Suaminya tidur dengan mantan istrinya, di ranjang mereka. Dan Rania membalas dengan perbuatan yang sama bersama seorang pria bernama Askara, yang membuat gairah, harga diri, dan kepercayaan dirinya kembali. Saat tangan Askara menyentuh kulitnya, Rania tahu ini bukan tentang cinta.
Ini tentang rasa. Tentang luka yang minta dibayar dengan kenikmatan.

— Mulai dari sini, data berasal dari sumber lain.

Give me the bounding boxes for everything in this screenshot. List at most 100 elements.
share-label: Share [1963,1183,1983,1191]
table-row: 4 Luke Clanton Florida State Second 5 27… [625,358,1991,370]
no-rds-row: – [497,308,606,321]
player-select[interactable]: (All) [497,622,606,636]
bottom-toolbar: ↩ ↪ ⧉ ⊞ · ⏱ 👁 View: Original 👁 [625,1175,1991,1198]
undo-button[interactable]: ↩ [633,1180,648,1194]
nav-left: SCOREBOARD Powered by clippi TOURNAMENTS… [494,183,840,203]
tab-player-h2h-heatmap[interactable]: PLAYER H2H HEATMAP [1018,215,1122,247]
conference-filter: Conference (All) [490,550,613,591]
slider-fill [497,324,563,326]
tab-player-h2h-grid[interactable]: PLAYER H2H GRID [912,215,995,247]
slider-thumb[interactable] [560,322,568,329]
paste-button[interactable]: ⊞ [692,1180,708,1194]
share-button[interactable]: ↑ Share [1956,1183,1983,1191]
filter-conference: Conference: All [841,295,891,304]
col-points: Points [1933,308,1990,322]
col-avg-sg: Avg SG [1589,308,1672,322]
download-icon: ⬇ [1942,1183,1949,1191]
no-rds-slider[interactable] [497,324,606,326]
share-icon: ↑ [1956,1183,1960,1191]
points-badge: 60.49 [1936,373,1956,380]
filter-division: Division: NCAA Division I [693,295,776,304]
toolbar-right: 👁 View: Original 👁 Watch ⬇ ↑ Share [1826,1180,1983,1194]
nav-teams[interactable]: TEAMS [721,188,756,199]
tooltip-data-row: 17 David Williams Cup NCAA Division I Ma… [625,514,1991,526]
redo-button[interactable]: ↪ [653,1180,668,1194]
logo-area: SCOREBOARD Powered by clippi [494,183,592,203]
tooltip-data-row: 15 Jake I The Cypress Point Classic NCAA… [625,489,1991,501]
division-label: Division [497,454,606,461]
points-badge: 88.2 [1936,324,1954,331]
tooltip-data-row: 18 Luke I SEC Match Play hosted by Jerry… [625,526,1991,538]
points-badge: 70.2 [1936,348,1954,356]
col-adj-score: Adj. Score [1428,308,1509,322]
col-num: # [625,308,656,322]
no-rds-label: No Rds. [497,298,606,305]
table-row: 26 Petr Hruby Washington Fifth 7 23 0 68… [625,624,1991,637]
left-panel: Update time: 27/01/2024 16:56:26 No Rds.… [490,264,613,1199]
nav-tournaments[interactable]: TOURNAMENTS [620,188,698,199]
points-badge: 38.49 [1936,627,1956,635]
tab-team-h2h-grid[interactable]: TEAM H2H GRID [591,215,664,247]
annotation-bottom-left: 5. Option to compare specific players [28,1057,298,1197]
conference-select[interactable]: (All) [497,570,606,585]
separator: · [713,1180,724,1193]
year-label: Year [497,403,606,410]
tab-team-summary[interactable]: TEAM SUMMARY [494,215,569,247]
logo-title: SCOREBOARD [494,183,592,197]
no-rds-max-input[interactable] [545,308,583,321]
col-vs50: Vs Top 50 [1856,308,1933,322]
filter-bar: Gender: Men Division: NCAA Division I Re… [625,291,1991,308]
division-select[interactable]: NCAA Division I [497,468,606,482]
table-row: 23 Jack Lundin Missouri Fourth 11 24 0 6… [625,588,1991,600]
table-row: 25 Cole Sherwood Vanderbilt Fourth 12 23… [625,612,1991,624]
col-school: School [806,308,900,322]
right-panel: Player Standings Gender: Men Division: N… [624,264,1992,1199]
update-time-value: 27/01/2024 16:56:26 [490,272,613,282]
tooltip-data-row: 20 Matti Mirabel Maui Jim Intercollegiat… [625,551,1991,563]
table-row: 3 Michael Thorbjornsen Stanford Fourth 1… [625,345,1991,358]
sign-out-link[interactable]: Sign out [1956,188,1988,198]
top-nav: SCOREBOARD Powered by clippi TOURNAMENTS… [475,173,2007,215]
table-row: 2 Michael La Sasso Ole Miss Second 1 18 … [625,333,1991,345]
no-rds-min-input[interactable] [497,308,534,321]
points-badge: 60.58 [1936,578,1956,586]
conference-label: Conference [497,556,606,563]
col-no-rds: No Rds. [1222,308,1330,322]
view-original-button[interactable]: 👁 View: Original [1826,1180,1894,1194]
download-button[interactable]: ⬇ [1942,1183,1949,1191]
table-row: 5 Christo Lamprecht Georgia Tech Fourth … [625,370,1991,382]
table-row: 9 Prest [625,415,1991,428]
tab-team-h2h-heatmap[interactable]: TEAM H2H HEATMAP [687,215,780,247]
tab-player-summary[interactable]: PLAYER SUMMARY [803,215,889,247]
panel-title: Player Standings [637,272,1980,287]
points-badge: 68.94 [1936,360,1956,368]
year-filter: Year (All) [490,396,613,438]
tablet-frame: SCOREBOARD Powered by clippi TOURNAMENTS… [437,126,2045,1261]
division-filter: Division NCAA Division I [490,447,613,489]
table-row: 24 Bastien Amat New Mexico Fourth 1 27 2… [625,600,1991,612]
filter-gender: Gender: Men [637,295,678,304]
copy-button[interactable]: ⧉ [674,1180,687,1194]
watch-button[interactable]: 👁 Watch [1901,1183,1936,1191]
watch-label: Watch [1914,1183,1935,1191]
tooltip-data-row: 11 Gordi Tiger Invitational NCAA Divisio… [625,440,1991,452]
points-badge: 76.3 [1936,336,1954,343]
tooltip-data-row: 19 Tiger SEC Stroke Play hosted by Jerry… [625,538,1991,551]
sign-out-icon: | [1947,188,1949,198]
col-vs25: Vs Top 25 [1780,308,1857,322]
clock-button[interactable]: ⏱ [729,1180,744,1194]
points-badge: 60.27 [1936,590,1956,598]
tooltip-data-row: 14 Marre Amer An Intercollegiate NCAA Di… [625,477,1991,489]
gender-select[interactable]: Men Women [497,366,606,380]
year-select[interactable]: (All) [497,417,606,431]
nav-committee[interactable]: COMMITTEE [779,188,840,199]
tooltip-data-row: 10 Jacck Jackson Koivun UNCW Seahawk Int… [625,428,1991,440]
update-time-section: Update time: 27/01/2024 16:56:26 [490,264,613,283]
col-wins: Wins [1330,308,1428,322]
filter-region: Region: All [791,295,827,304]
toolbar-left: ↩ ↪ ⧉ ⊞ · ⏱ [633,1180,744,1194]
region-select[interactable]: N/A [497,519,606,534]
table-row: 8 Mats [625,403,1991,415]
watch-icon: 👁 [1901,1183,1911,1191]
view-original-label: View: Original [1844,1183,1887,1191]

Dan balas dendam yang Rania rencanakan membuatnya terseret ke dalam permainan yang lebih gelap dari yang pernah ia bayangkan.
Karya ini diterbitkan atas izin NovelToon Shinta Aryanti, isi konten hanyalah pandangan pribadi pembuatnya, tidak mewakili NovelToon sendiri
Sore itu...
Langit sore itu tampak berat. Awan kelabu menggantung seperti kain basah di atas kepala, dan gerimis yang menggigit mulai jatuh di kaca depan mobil operasional Rania. Wiper bergerak lambat, menyapu sisa-sisa hujan yang menempel.
Setelah seharian di kantor pusat, kepalanya terasa penuh. Tubuhnya pun nyaris tidak mampu lagi menopang. Ia pikir, saat makan siang tadi... ia bisa bertemu lagi dengan Askara untuk menghilangkan penat, nyatanya Pertemuan rahasia dibatalkan mendadak karena agenda rapat Askara yang terlalu padat. Mungkin itu yang membuatnya kini loyo, tak bersemangat, karena tak sempat bertemu Askara lagi.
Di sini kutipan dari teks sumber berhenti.